At primary school my nickname was Biscuit. Because I was thin, weedy and fragile: I would crumble so easily.
I’m now realising, 55 years later, how much I used to dread play-times. I don’t think I was bullied as such, just couldn’t cope with the rough and tumble. I’ve long remembered how I used to hate sports and games at secondary school and would (subconsciously?) invent all many of minor ailments in order to get a sick note from my mum so I didn’t have to do them. But it’s only just coming out (thanks to the universe getting me to live in an area of town that, due to its proximity to a primary school, is, effectively, a play-ground) just how bad it was for me. Reliving it is bringing on my IBS as little has before: reflecting the stomach aches I regularly had in those days. And the hay-fever is being triggered so easily, reflecting the regular colds I always had whilst at school. I was sickly. But was that cause of effect in relation to my play-ground aversion? Probably a vicious circle.
And one not helped by a couple of other factors: my eyes were bad (short-sighted) but we hadn’t realised it at the time, so I wouldn’t have been able to see balls to catch, for example. And my mum was school secretary, so would always be keeping an eye on me and protecting me.

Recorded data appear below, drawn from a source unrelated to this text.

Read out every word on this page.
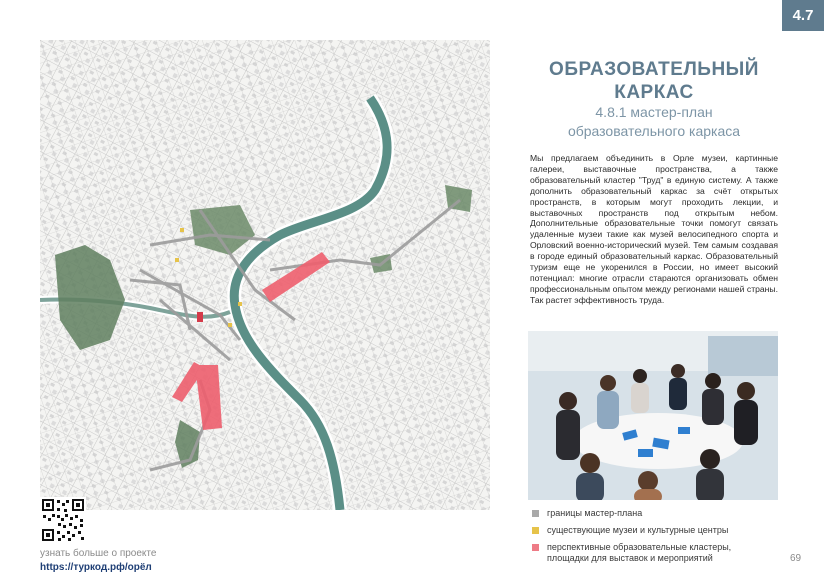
4.7
узнать больше о проекте
https://туркод.рф/орёл
ОБРАЗОВАТЕЛЬНЫЙ
КАРКАС
4.8.1 мастер-план
образовательного каркаса
Мы предлагаем объединить в Орле музеи, картинные галереи, выставочные пространства, а также образовательный кластер "Труд" в единую систему. А также дополнить образовательный каркас за счёт открытых пространств, в которым могут проходить лекции, и выставочных пространств под открытым небом. Дополнительные образовательные точки помогут связать удаленные музеи такие как музей велосипедного спорта и Орловский военно-исторический музей. Тем самым создавая в городе единый образовательный каркас. Образовательный туризм еще не укоренился в России, но имеет высокий потенциал: многие отрасли стараются организовать обмен профессиональным опытом между регионами нашей страны. Так растет эффективность труда.
границы мастер-плана
существующие музеи и культурные центры
перспективные образовательные кластеры,
площадки для выставок и мероприятий	69
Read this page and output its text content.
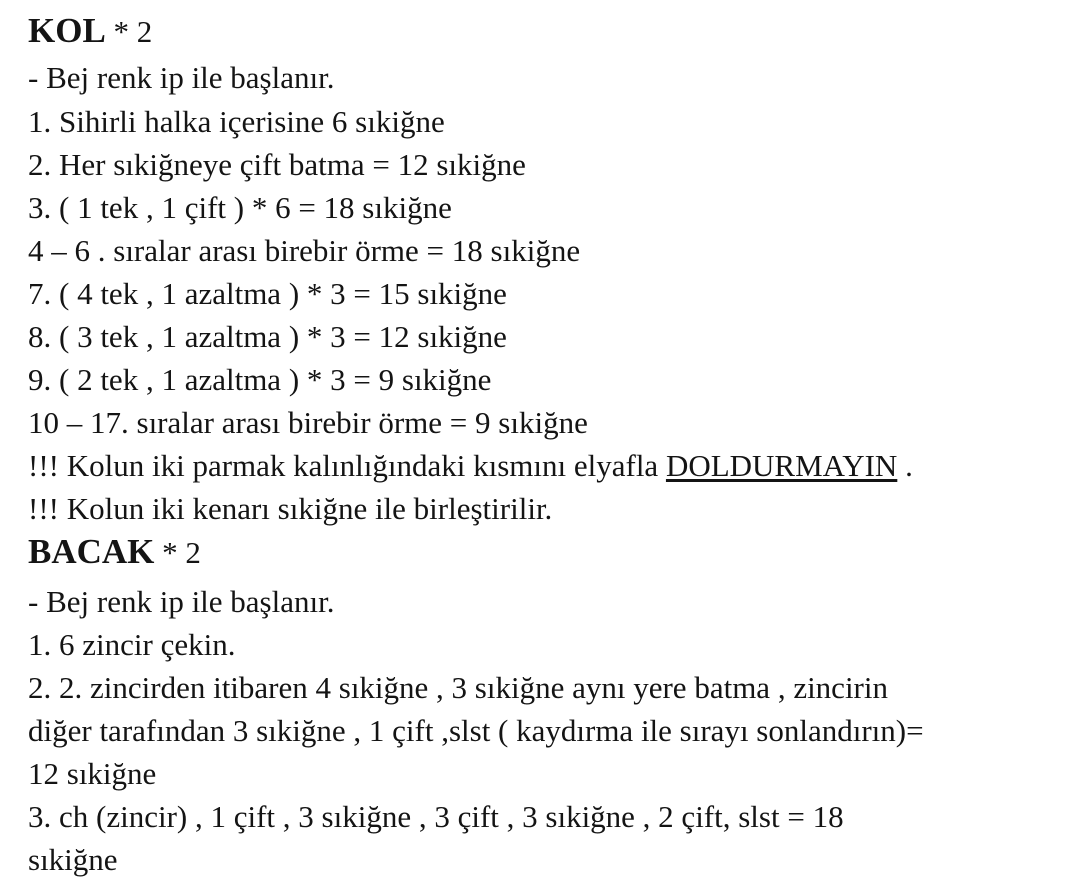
KOL * 2
- Bej renk ip ile başlanır.
1. Sihirli halka içerisine 6 sıkiğne
2. Her sıkiğneye çift batma = 12 sıkiğne
3. ( 1 tek , 1 çift ) * 6 = 18 sıkiğne
4 – 6 . sıralar arası birebir örme = 18 sıkiğne
7. ( 4 tek , 1 azaltma ) * 3 = 15 sıkiğne
8. ( 3 tek , 1 azaltma ) * 3 = 12 sıkiğne
9. ( 2 tek , 1 azaltma ) * 3 = 9 sıkiğne
10 – 17. sıralar arası birebir örme = 9 sıkiğne
!!! Kolun iki parmak kalınlığındaki kısmını elyafla DOLDURMAYIN .
!!! Kolun iki kenarı sıkiğne ile birleştirilir.
BACAK * 2
- Bej renk ip ile başlanır.
1. 6 zincir çekin.
2. 2. zincirden itibaren 4 sıkiğne , 3 sıkiğne aynı yere batma , zincirin
diğer tarafından 3 sıkiğne , 1 çift ,slst ( kaydırma ile sırayı sonlandırın)=
12 sıkiğne
3. ch (zincir) , 1 çift , 3 sıkiğne , 3 çift , 3 sıkiğne , 2 çift, slst = 18
sıkiğne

And we didn’t do emotions in our house. So, however I felt about it all was bottled up, held in. It came out in all my minor ailments, but those were physical, weren’t they? Treated with a dose of this linctus or that tonic. No mental health advisors in schools in those days . . and would they have picked up on my fears and helped me face them?
Who knows, but those memories have to be faced. The biscuit has to be taken, dunked and dissolved.